Kurtz and Richardson (2012) asserted that social skills training (SST) focuses on social-cognitive inadequacies in areas like appreciating social stimuli (gesture, body language etc.) and facial expression recognition. The effect of SST may go beyond enhancing social skills. The researchers in their study found that SST enhances functional results among patients with schizophrenia. Lecomte et al., (2014) opined that supported employment also aids functional results. According to these researchers, supported employment in suggested for clients with mental illness willing to work and stay employed. Supported employment assists clients to hunt for employment and getting it. It makes available continuous assistance to remain employed. Nonetheless, several clients under support employment plan could only hold on to a job for few months.

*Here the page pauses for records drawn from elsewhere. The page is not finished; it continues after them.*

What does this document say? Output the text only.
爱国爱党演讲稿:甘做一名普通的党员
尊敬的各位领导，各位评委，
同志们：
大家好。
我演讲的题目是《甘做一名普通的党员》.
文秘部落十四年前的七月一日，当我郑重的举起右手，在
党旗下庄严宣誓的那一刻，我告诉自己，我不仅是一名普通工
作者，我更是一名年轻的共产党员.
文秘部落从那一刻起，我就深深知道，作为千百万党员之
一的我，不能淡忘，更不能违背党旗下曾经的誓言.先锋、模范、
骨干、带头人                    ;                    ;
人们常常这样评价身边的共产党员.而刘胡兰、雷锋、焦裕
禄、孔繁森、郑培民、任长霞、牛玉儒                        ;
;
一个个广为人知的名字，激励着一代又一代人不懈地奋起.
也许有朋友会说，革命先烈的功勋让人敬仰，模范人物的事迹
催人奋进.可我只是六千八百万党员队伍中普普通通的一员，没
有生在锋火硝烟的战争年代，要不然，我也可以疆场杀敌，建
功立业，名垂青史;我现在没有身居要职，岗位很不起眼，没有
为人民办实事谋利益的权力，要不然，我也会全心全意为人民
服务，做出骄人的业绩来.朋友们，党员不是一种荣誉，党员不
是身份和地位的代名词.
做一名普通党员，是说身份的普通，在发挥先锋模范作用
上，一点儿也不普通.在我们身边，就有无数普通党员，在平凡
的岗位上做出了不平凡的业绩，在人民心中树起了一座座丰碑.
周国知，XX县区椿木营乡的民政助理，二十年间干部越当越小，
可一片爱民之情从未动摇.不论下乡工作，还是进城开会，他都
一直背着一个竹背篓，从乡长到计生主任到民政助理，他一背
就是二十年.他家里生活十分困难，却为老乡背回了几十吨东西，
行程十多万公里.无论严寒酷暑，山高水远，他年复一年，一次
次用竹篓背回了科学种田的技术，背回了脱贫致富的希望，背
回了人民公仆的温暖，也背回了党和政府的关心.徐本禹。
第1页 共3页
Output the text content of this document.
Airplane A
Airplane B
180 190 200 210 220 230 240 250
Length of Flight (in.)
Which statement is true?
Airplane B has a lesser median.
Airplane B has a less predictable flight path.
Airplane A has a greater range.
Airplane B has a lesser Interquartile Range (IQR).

Among various psychosocial interventions for schizophrenia, family intervention is the most widely researched intervention. Family-based treatment plan happens to be one of the most vital innovations in the management of schizophrenia in the recent years. A meta-analysis conducted by Pharaoh et al., (2010) revealed that family intervention approaches lessened the rate of relapse and susceptibility to re-hospitalization. It also enhances adherence to treatment and fine tuning social functioning. Family interventions also reduce symptoms, lessen the burden of caregivers, boost coping skills of caregivers and reduce cost.
According to Deegan (2005), non-compliance with psychiatric drugs takes place when pills hinder recovery objectives or personal medicine. Personal medicine is regarded as non-pharmaceutical exercises aimed at making life more meaningful and purposeful, boosting self-esteem, reducing symptoms, and guard against unpalatable consequences like being hospitalized. This approach does not focus on pathogenesis; it lays emphasis on the clients and variables that enhance health and well-being. Samples of personal medicine are engaging in valued social tasks, assisting others, work out, spending time with friends and family, sexual intercourse, fishing, improving food intake, being with “ordinary” individuals, being distant from everyone else, being in nature, chatting on the telephone, taking an auto ride, a three day weekend work, pushing to accomplish, gathering dolls, getting exposed to sunlight. Personal medicine has been accounted for to reduce nervousness, perplexity, and other troubling side effects. Customers found the term approved their experience and recognized that recuperation requires trust, guts, creative energy, and versatility among different characteristics and demeanors. Individual drug isn’t routinely answered to clinicians nor requested by them.